In a few days I’ll be setting out to visit some more of the Gulf Islands. One of them doesn’t allow cars, and is powered entirely by generators. At least two lack bank machines. One is rumoured to have “honesty stands” where local artists leave their work unattended and trust visitors to pay for what they take. Only one has more than a thousand full-time residents. I may at some point pop into a cafe for a few minutes on a rainy day to avail myself of the dial-up connection on the island’s IBM 486 , but don’t hold your breath. I will be making notes on postcards, so holler if you want one.

In the meantime, some of you may be able to help me with a project I’m thinking about working on one of these days book I have no excuse not to work on now that I don’t have a pesky job to worry about. A bit of background: for the last five years, I have worked at an academic summer camp for mathematically gifted high school students. One of my favourite classes to teach – and one of the most popular among the campers – has been one that I call “Calculus Without Calculus”.

Those of my readers who know me in real life are well aware that I…well, I don’t *hate* calculus, so much as I think that calculus doesn’t need me to love it. Calculus gets more than enough attention in the thousands of high schools and universities that inflict it upon every other student that passes through their doors, the overwhelming majority of whom don’t learn it properly and wouldn’t ever use it again even if they did.

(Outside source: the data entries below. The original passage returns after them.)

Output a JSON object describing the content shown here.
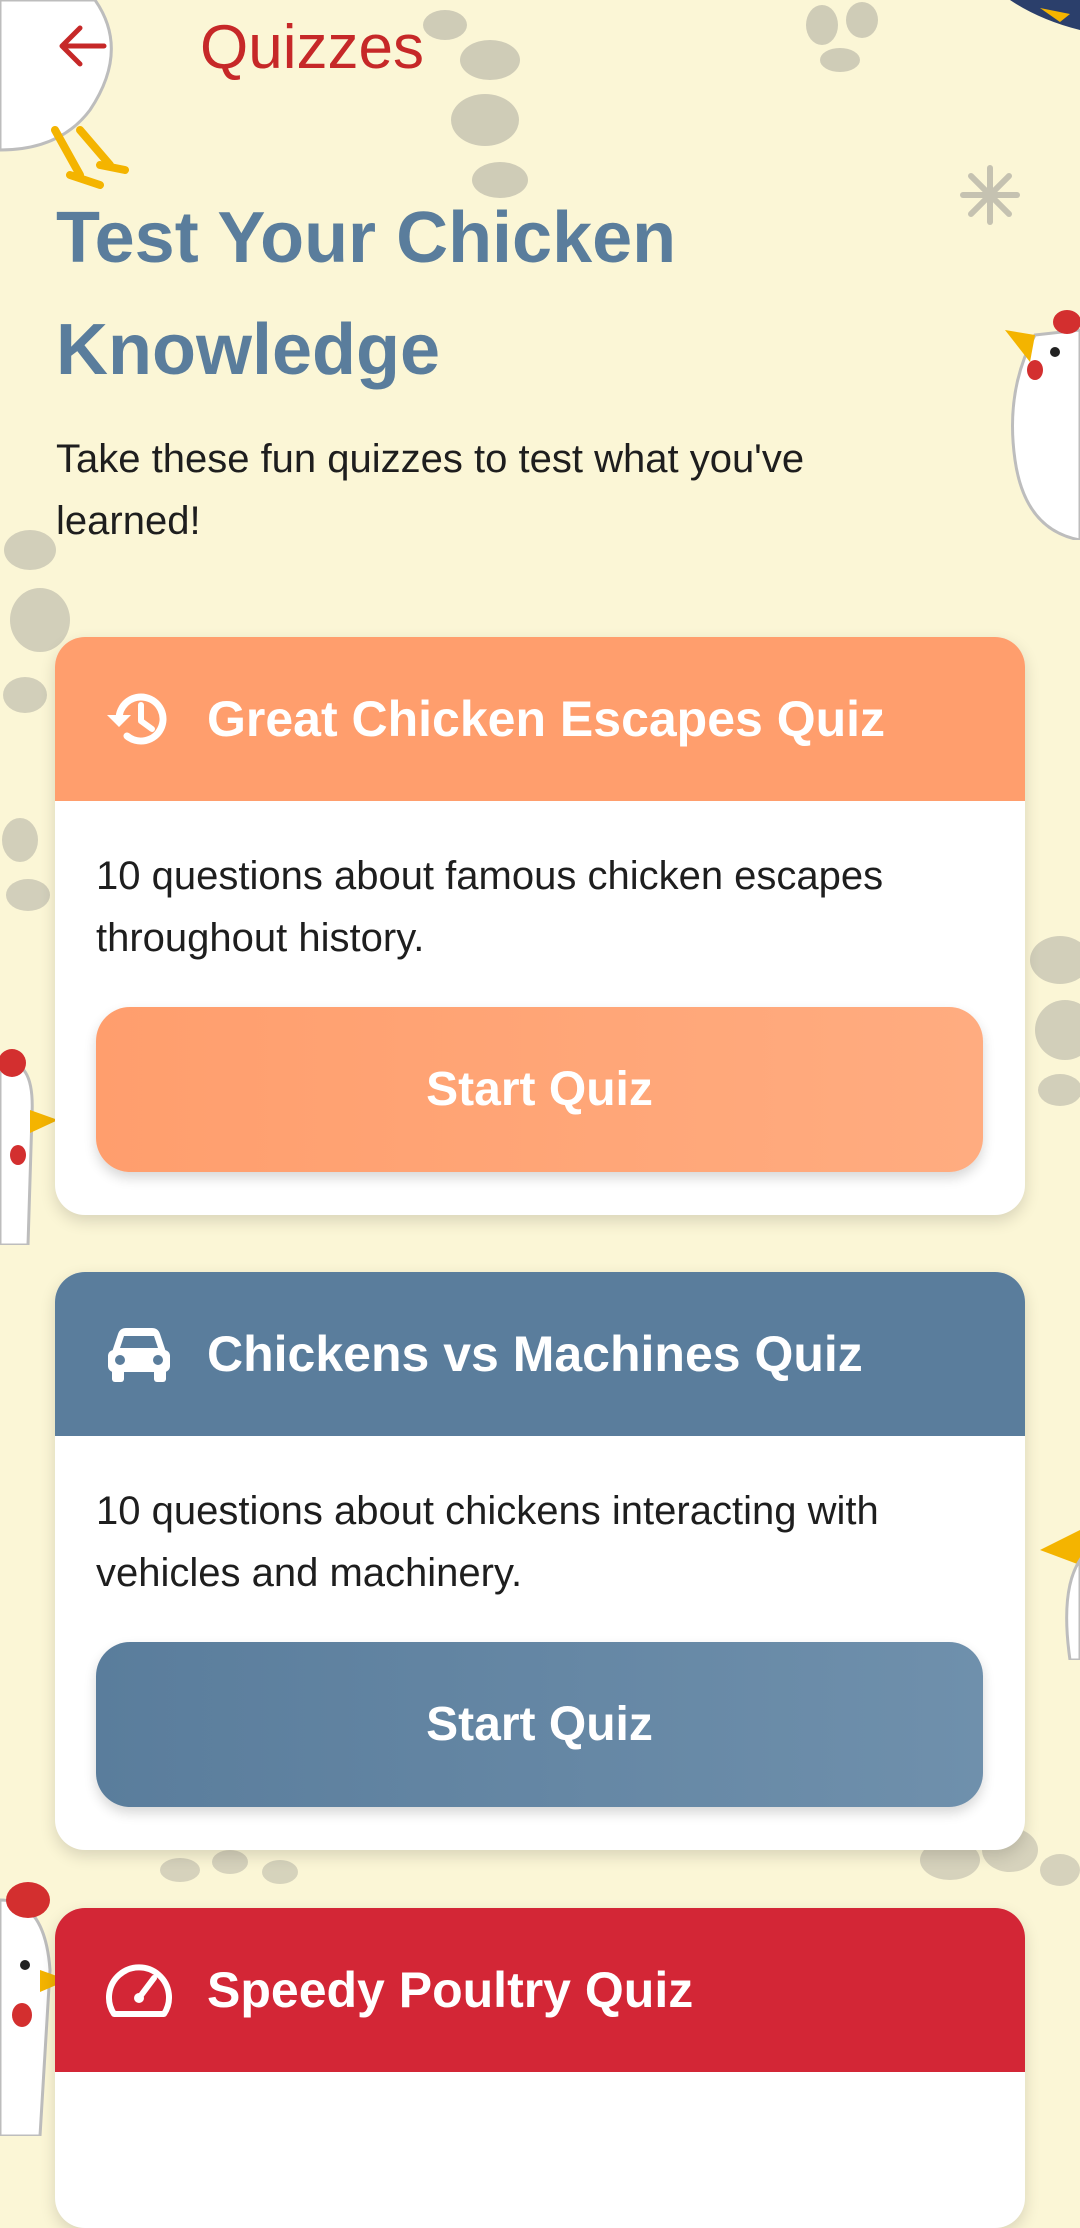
{
  "appbar": {
    "title": "Quizzes",
    "back_icon": "arrow-left-icon"
  },
  "page": {
    "title": "Test Your Chicken Knowledge",
    "subtitle": "Take these fun quizzes to test what you've learned!"
  },
  "quizzes": [
    {
      "title": "Great Chicken Escapes Quiz",
      "description": "10 questions about famous chicken escapes throughout history.",
      "button_label": "Start Quiz",
      "icon": "history-icon",
      "color": "#ff9e6d"
    },
    {
      "title": "Chickens vs Machines Quiz",
      "description": "10 questions about chickens interacting with vehicles and machinery.",
      "button_label": "Start Quiz",
      "icon": "car-icon",
      "color": "#5a7d9c"
    },
    {
      "title": "Speedy Poultry Quiz",
      "icon": "speedometer-icon",
      "color": "#d32636"
    }
  ],
  "colors": {
    "background": "#fbf6d6",
    "accent_red": "#c62828",
    "title_blue": "#5a7d9c"
  }
}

Nevertheless, calculus is a natural choice for students who have not learned to think mathematically: for all the terror it strikes in students’ hearts, it’s one of the easier branches of mathematics to reduce to mindless algorithms in a low-level course. Need to maximize some quantity? Set a derivative to zero, and solve. What were we trying to do again?

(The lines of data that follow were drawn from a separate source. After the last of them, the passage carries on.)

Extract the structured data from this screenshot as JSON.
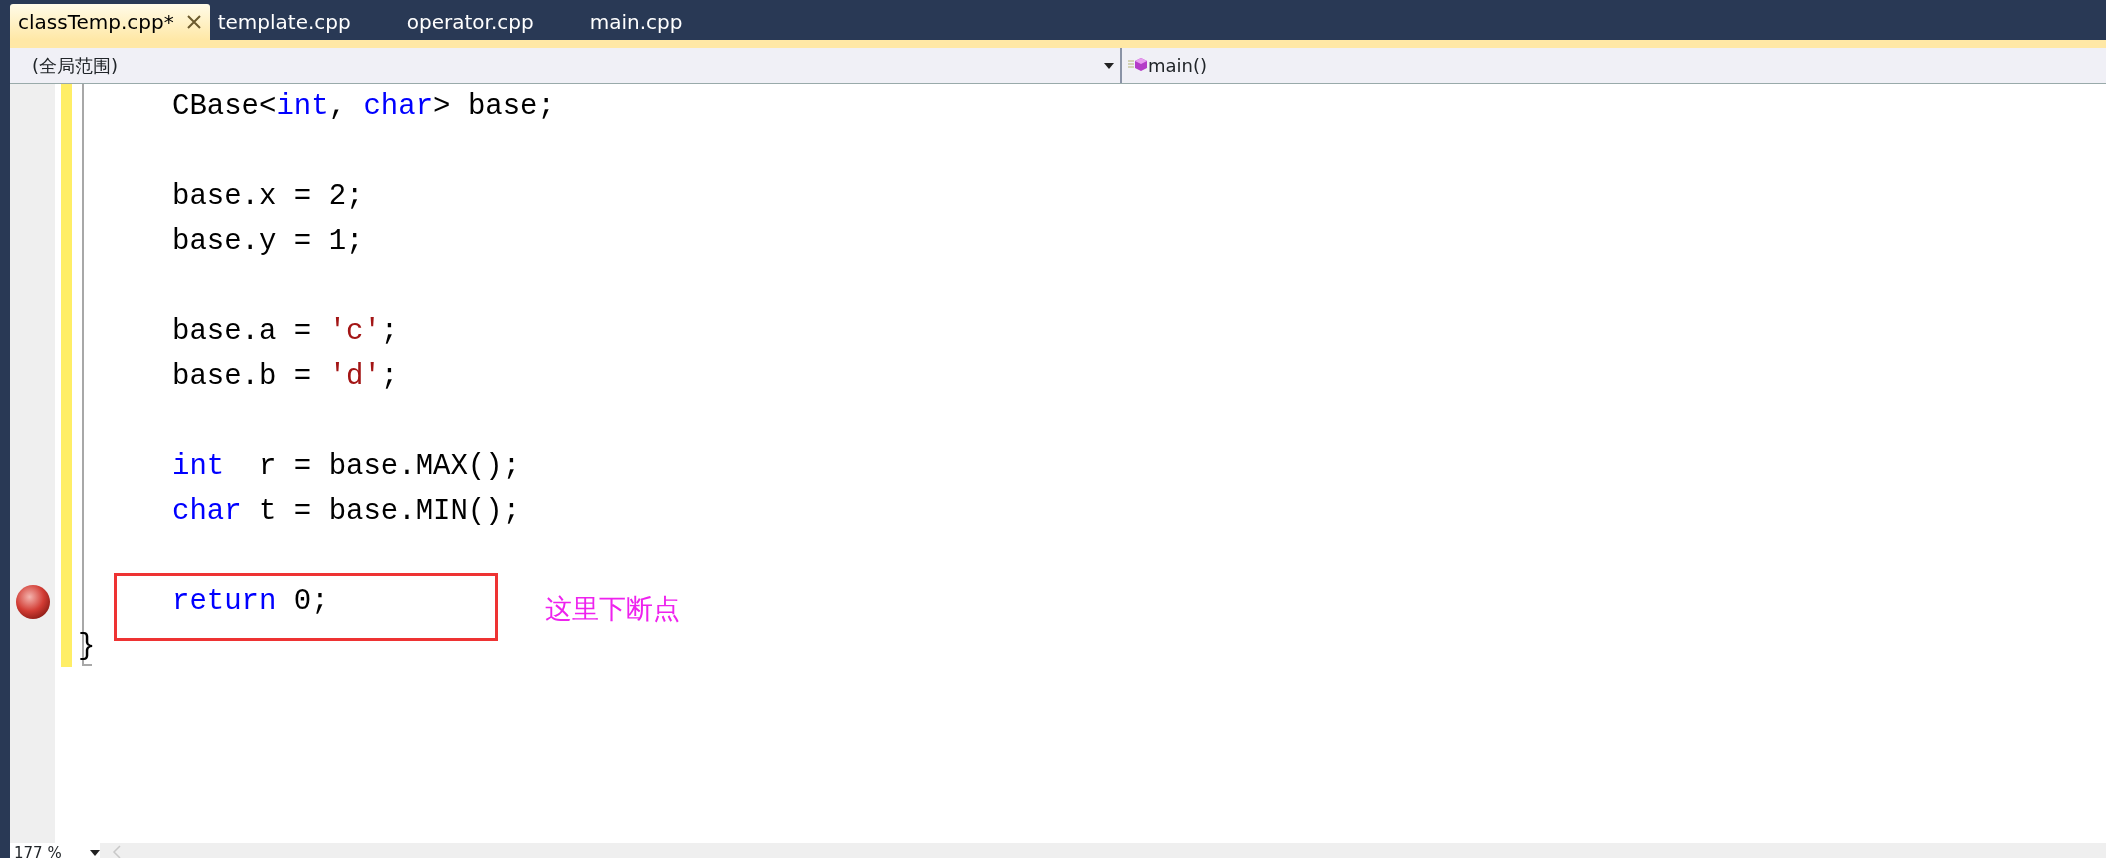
{
  "tabs": [
    {
      "label": "classTemp.cpp*",
      "selected": true,
      "closable": true
    },
    {
      "label": "template.cpp",
      "selected": false,
      "closable": false
    },
    {
      "label": "operator.cpp",
      "selected": false,
      "closable": false
    },
    {
      "label": "main.cpp",
      "selected": false,
      "closable": false
    }
  ],
  "scope_dropdown": {
    "value": "(全局范围)"
  },
  "member_dropdown": {
    "value": "main()"
  },
  "code_lines": [
    {
      "kind": "code",
      "breakpoint": false,
      "boxed": false,
      "tokens": [
        {
          "kind": "plain",
          "text": "CBase<"
        },
        {
          "kind": "keyword",
          "text": "int"
        },
        {
          "kind": "plain",
          "text": ", "
        },
        {
          "kind": "keyword",
          "text": "char"
        },
        {
          "kind": "plain",
          "text": "> base;"
        }
      ]
    },
    {
      "kind": "blank",
      "breakpoint": false,
      "boxed": false
    },
    {
      "kind": "code",
      "breakpoint": false,
      "boxed": false,
      "tokens": [
        {
          "kind": "plain",
          "text": "base.x = 2;"
        }
      ]
    },
    {
      "kind": "code",
      "breakpoint": false,
      "boxed": false,
      "tokens": [
        {
          "kind": "plain",
          "text": "base.y = 1;"
        }
      ]
    },
    {
      "kind": "blank",
      "breakpoint": false,
      "boxed": false
    },
    {
      "kind": "code",
      "breakpoint": false,
      "boxed": false,
      "tokens": [
        {
          "kind": "plain",
          "text": "base.a = "
        },
        {
          "kind": "string",
          "text": "'c'"
        },
        {
          "kind": "plain",
          "text": ";"
        }
      ]
    },
    {
      "kind": "code",
      "breakpoint": false,
      "boxed": false,
      "tokens": [
        {
          "kind": "plain",
          "text": "base.b = "
        },
        {
          "kind": "string",
          "text": "'d'"
        },
        {
          "kind": "plain",
          "text": ";"
        }
      ]
    },
    {
      "kind": "blank",
      "breakpoint": false,
      "boxed": false
    },
    {
      "kind": "code",
      "breakpoint": false,
      "boxed": false,
      "tokens": [
        {
          "kind": "keyword",
          "text": "int"
        },
        {
          "kind": "plain",
          "text": "  r = base.MAX();"
        }
      ]
    },
    {
      "kind": "code",
      "breakpoint": false,
      "boxed": false,
      "tokens": [
        {
          "kind": "keyword",
          "text": "char"
        },
        {
          "kind": "plain",
          "text": " t = base.MIN();"
        }
      ]
    },
    {
      "kind": "blank",
      "breakpoint": false,
      "boxed": false
    },
    {
      "kind": "code",
      "breakpoint": true,
      "boxed": true,
      "tokens": [
        {
          "kind": "keyword",
          "text": "return"
        },
        {
          "kind": "plain",
          "text": " 0;"
        }
      ]
    },
    {
      "kind": "close",
      "breakpoint": false,
      "boxed": false,
      "tokens": [
        {
          "kind": "plain",
          "text": "}"
        }
      ]
    }
  ],
  "annotation": {
    "text": "这里下断点"
  },
  "status_bar": {
    "zoom": "177 %"
  }
}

Calculus Without Calculus is a collection of methods of solving typical calculus problems without taking a single derivative. The two main methods involve inequalities, or exploiting geometric properties of figures, particularly symmetry. The old “maximize area with given cost of rectangular fence” problem? You can complete the square, take a derivative – or you can apply the AM-GM inequality.

The question about getting the best view of the statue on a pedestal, that appears in the chapter on inverse trig functions in every single calculus book? Solvable using elementary circle geometry that could be found in every grade ten math text before it was decreed that geometry should no longer be taught. There are tons of these. I know of three calculus-free methods of finding tangents to ellipses: one using transformations of circles, another using the Cauchy-Schwartz inequality, and one using projective geometry.

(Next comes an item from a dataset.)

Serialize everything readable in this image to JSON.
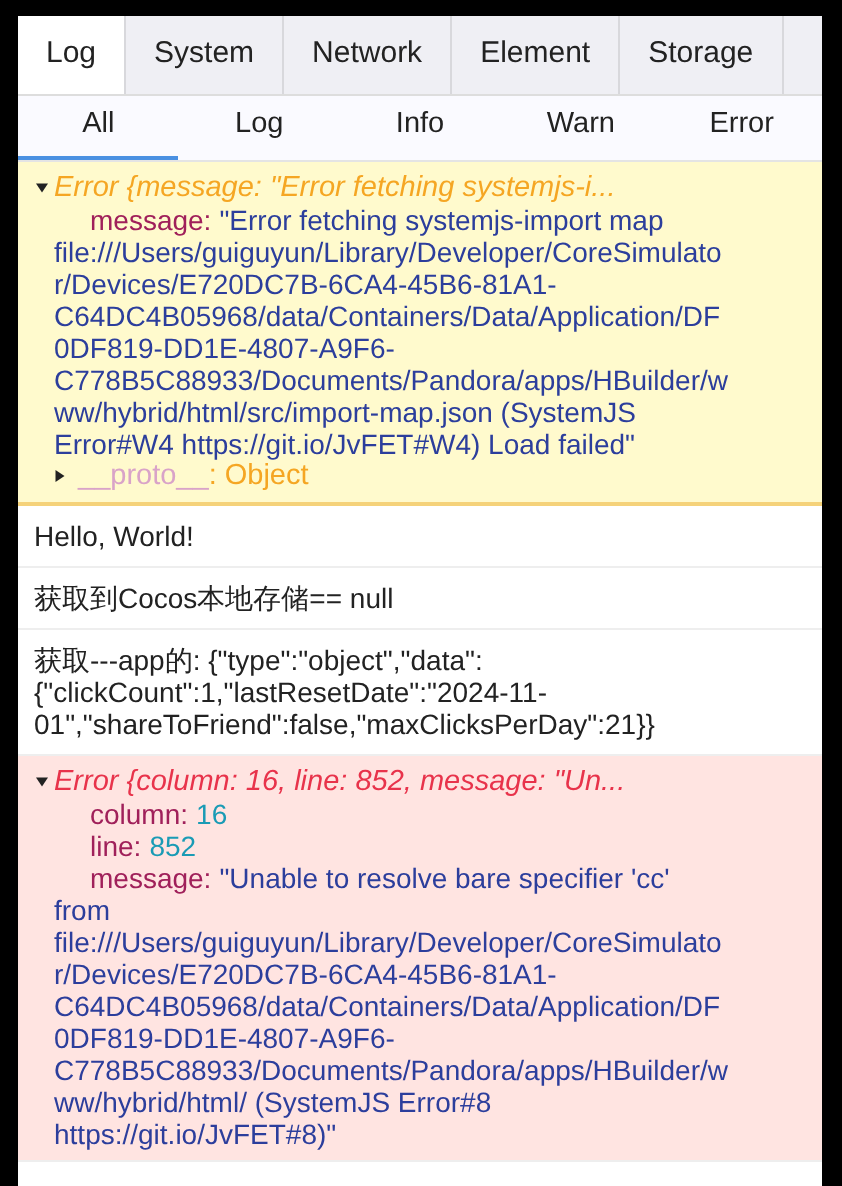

A few months ago, I was reading some fiction on the Vietnam War – *One To Count Cadence*, by James Crumley – and one of the characters mentions in passing that he was able to solve the ladder-around-a-corner problem (you know the one) without calculus. I struggled with that for a long time before a camper provided the key insight. A quick application of Holder’s Inequality, and the result falls right out. (Except that now I’m trying to recreate it. Damn; this is going to keep me up again.)

I’m sure there’s a lot more to say on the topic, and I’d like to write a (short) book on the topic. What I’m looking for: book recs. In particular, recommendations for good books on problem-solving, which tend to spend a lot of time on funky inequalities. I’m especially interested in geometric and otherwise intuitive proofs for the old standbys (AM-GM, Holder’s, C-S…) , and lots of examples – both of single variable problems that one would see in calculus texts, as well as multivariable ones that are a lot easier to solve without calculus.

One of my favourite books of this sort is Problem Solving Through Problems, by Loren Larson, the talented mathematician and educator who first introduced me to this stuff. If you’ve got any recs, or anything even slightly pertinent, I’d love to hear them – post them below so I’ll have something to check out when I return to this big island.

My other reason for posting this, of course, is that now I’ll feel horribly guilty if I don’t actually have anything to show for this in a few weeks.